DCNR Secretary Michael DiBerardinis, a Fishtowner who once ran Clark Park under Rendell as Rec Commissioner, noted, as he handed Nutter the check, that teamwork at the State level was delivering for Philadelphia. He praised the communications between the Governor, the Mayor and the park’s State legislators Sen. Anthony Williams and Rep. James Roebuck. “Philadelphia has strong advocates now in Harrisburg,” he said.

Together, they will fund almost one-half the cost of restoring the North Park (Park A) if we’re lucky. The renewal plan estimated North Park capital improvements at $1.16 million. Seven years later, an estimate of $1.5-$3.0 million seems more truthful.

In the Middle Park (Park B) between Chester and Kingsessing Aves., $300,000 worth of modernized playgrounds have now been installed side by side each other since the renewal plan went through. The South Park (Park C) between Kingsessing and Woodland Aves. has also enjoyed some improvements.

The North Park hasn’t seen any investment yet, beyond a bench or two. Its paths lie in ruins, it is filled with swamps and ponds after heavy rains and snows, its 50-year-old lamps keep blinking out, and one-third of its turf has been trampled by heavy use and strangled by jealous tree roots.

University City resident Howard Neukrug, who is director of watersheds for the Water Dept., introduced the cutting-edge subterranean stormwater system that underlies the new court.
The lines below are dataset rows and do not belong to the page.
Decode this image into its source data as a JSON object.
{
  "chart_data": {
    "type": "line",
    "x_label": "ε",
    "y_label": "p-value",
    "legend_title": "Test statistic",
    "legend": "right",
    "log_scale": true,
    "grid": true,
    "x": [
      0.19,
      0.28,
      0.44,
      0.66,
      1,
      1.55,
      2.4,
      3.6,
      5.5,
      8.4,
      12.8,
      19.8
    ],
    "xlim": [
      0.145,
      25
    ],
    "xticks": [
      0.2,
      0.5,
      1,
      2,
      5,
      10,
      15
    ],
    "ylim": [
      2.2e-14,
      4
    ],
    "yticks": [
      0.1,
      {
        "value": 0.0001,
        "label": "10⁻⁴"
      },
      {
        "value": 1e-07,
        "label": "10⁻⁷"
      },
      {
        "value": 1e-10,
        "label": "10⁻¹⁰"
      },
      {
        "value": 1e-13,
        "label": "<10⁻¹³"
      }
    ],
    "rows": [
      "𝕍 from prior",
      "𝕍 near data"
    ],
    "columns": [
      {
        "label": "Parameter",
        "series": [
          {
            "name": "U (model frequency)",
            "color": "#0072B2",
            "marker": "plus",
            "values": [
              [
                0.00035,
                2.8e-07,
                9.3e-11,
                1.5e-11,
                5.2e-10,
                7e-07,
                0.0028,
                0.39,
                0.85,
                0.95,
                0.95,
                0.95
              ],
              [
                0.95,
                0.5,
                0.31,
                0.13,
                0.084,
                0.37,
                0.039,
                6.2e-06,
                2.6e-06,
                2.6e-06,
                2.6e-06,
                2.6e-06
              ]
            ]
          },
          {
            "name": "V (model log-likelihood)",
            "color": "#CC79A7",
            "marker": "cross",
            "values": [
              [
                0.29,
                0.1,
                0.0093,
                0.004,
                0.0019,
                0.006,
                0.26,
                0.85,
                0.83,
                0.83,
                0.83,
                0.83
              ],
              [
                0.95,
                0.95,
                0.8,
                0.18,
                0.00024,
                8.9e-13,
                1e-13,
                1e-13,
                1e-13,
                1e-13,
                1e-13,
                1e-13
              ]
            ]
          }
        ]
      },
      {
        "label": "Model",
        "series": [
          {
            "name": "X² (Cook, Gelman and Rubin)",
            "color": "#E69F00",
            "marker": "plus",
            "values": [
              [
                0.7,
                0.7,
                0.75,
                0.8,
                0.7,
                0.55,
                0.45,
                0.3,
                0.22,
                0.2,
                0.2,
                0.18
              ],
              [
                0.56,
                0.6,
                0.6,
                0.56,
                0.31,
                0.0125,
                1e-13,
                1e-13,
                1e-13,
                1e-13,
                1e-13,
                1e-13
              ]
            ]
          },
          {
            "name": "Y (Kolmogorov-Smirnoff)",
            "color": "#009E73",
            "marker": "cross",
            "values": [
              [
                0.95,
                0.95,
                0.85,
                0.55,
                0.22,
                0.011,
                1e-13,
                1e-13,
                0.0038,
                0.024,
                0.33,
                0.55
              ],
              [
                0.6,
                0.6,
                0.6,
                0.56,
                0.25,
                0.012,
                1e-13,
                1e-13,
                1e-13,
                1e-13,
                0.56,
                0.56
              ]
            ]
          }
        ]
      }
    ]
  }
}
It diverts runoff from 43^rd Street into the subsoil, away from the Mill Creek storm drain, to restore the water table instead. It will also help prevent the release of raw sewage into the Schuylkill R. during storms.

Joan Reilly, a director of PHS’ Philadelphia Green program (and wife of DeBerardinis), spoke eloquently about its long-term vision of renewed vitality for urban parks. “When we began this project many years ago, parks were generally in poor shape and many people were afraid even to go into them,” she recalled. “We saw what could happen if the City and State, universities and communities worked together.”

Williams, who grew up in West Philadelphia, played basketball in Clark Park as a youth. So he well remembers its sorry condition in earlier years. Today, after seven years of work by the Clark Park partnership, he commented, “The transformation is just amazing!” He vowed there would be much more to come. As he sits on the Appropriations Committee and the Environmental Resources & Energy Committee, there is reason to hope.

In addition to PHS, the partnership consists of Councilwoman Jannie Blackwell’s Office, Friends of Clark Park, the Recreation Dept., University City District, UC Green, University of the Sciences in Philadelphia and the Water Dept.